Stories

Helen’s Story

It was a Thursday night in January when my dad called to tell us that my mum was sick. I remember what I was cooking and I remember what was on the telly. She had had an x-ray the previous day, referred by her GP after a persistent (but very minor sounding) cough. She had also started to have some pain in her hips, but we had all assumed it was arthritis and never imagined the two could be linked. The x-ray showed lesions, consistent with tumours, on her lungs, and the doctor had rung to tell her the news. My mum was also a GP and my dad a pathologist. Between them, they knew too much, and they must have known that it was bad. That it was cancer. My mum had a hair appointment that morning and she kept it. I love that she did that.

For a short time, we wondered if the lesions on her lungs might be TB. We prayed for TB. She had had it and survived it as a two-year-old in the 1950s. But I could see from the start that my dad knew we weren’t coming back from this. There were lots of unknowns, and the primary cancer was never found, but the point was that it had spread, and it was all too late. Perhaps it didn’t matter where it had begun; the end result would be the same. But I wanted to know. I wanted to put a name to the monster that would ruin us.

There was radiotherapy and chemotherapy and oncologists and pain consultants and pills and pills and pills. The treatment was palliative. The best we could hope for was that it would reduce her pain and buy us a couple of years. Oh, for a couple of years. But very quickly after her diagnosis she began to look sick. She got thin, and then thinner. The treatment was cruel and it wiped her out for days afterwards. Her appetite was tiny although she had a liking for Rice Krispies and tinned grapefruit. She never lost her hair though, and she was so glad of that. It was thick and lovely to the end.

I was engaged at the time and the wedding was loosely planned for July that year. I remember my dad telling me that July was too far away. That we must bring the wedding forward. He told me that in six months she would be dead. And he was right.

One day during Spring that year Mum remembered a line from Shadowlands: “You can’t have the happiness of yesterday without the pain of today. That’s the deal.” And so it was. I look back, now, at photos from the year before she died, three years before, five years before, and I search for it, the cancer. As if somehow I’ll be able to see it, lurking. For it must have been there all along; growing, growing, waiting for us.

We brought the wedding forward to May, partly for the warmer weather, and partly just to keep her going: she couldn’t die before the wedding. She couldn’t. Weddings are frivolous and expensive and full of nonsense, I know. Who cares about frocks and chair backs and favours and who sits where? Well, we all did as it turned out. There was comfort in the nonsense. There was solace and togetherness and fun. There was real joy. And she loved it. She was at our wedding, and she did so well having skipped chemo the week before so that she would be well enough to come. 

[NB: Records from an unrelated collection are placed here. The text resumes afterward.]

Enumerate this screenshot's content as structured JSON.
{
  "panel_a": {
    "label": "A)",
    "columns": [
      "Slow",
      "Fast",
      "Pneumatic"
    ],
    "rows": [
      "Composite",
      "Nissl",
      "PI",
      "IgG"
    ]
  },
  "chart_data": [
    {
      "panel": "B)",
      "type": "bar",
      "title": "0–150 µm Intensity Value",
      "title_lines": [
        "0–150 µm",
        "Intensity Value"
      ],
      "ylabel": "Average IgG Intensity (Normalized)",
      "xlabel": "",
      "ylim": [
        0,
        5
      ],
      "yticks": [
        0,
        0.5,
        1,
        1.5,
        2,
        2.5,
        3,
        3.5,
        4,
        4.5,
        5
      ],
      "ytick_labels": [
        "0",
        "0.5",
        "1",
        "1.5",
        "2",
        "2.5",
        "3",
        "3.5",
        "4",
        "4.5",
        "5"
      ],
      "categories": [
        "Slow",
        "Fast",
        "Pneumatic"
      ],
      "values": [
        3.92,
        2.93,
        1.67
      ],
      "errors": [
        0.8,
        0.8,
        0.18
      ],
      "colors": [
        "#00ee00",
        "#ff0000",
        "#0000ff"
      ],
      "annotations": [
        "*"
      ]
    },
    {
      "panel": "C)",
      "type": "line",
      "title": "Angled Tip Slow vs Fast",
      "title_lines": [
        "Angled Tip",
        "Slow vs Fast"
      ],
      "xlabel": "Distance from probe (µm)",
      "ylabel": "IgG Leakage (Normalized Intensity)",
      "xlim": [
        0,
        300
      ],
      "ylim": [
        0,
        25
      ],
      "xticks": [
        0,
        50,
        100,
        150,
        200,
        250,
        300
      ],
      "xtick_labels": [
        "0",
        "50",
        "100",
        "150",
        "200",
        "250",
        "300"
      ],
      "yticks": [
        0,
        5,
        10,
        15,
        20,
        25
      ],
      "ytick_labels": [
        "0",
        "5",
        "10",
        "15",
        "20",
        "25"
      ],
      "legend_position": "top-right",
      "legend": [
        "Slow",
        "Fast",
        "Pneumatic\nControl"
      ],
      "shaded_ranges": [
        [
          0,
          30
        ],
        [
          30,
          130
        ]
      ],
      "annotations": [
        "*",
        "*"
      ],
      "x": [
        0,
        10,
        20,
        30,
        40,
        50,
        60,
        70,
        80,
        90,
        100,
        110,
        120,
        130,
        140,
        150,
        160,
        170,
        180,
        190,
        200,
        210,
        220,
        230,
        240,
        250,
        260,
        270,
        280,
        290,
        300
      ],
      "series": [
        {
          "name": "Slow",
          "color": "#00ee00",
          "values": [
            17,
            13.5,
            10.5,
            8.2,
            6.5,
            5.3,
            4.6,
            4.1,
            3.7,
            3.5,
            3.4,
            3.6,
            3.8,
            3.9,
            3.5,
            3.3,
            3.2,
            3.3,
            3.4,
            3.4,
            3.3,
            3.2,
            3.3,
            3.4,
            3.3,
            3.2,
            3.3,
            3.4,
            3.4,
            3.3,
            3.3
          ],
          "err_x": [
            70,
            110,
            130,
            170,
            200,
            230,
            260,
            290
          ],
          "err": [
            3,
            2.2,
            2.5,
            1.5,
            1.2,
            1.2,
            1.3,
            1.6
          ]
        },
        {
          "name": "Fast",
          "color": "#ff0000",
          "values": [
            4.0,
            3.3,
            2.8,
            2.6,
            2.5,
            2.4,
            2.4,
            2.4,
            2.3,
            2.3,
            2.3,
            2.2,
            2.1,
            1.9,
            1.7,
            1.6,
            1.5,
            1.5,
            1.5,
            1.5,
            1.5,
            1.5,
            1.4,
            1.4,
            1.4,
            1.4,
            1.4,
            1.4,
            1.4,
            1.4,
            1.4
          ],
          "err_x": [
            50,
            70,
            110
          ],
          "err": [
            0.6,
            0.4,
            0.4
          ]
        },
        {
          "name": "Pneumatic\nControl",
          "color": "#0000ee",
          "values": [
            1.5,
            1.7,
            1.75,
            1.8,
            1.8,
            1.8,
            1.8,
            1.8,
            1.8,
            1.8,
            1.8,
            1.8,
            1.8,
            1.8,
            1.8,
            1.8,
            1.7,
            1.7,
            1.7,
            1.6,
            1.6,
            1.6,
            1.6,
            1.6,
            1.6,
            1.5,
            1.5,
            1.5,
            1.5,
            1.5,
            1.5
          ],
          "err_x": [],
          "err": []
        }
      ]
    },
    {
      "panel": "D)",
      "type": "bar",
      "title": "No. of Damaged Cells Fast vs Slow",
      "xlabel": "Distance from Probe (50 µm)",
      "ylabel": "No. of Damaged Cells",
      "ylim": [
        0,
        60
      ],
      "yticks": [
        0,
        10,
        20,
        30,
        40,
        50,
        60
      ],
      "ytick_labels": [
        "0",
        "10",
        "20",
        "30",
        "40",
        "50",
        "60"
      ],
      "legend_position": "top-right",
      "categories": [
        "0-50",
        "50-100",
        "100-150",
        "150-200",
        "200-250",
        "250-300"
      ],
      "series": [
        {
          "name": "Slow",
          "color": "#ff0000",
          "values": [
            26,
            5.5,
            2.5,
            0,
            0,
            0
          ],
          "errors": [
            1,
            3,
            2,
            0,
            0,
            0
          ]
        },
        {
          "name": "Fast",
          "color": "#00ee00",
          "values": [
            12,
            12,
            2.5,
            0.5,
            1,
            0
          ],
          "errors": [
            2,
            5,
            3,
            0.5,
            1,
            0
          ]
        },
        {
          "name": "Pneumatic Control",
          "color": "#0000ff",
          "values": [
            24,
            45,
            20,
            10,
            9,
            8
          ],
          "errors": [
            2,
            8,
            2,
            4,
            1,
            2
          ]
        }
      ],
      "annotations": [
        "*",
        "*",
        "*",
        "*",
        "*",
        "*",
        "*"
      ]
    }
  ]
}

Soon after that on her 63rd, and last, birthday, my dad gave her a rose gold necklace and a card that read: To the best person in the world. Carpe diem. And they did seize the day, as best as she was able. They came to London one snowy weekend that winter to see the house my sister and her boyfriend had just bought; the place they would make their home. Friends came to visit and family stayed close. Mum texted one afternoon on their way home from the hospital, saying: Having our lunch in a pub garden, sun shining, dog at our feet. It’d be perfect if it wasn’t for the radiotherapy!

You think that when you know that someone is going to die, you will talk about death. I imagined her telling us what she might want at her funeral. But she had no time for talk of dying or hymns. She just wanted to live. She was completely unself-pitying. She never once asked why her? She was a volunteer reader with children at a school in Toxteth; she still did a surgery once a week at her old practice because she missed the patients when she retired. She still had so much to do too. She’d have gone to New York and travelled around Australia, and she’d have been a granny. She’d have so loved that.

In the end it all happened terribly fast. She had pneumonia and my dad rang and told us it was time to come home. We sat, that afternoon, my sisters, my mum and dad and me, in their bedroom, talking together. And I told them I was pregnant; there would be a baby. She opened her eyes and smiled and I am so very lucky that she knew.

She was struggling to breathe, she was in pain and I think she was scared. She rallied a little at the hospice. She ate toast and drank tea and I think she felt safe. My dad stayed the night with her. The next day went by, and there was even some laughter. In the evening we listened to the church bells through the open window. That night, my sister stayed. I have no regrets, but this. I should have been there. I should have stayed. I let them down. Both of them. In the early hours she lost consciousness. We all came, but she didn’t wake up again. She died that afternoon, surrounded by all the people who loved her most.  

That was four years ago. And still there is a knot in my chest and a hole in our lives. She held us together in ways we could only have begun to imagine. She was so much to so many. But she was our mum. And it’s hard without her.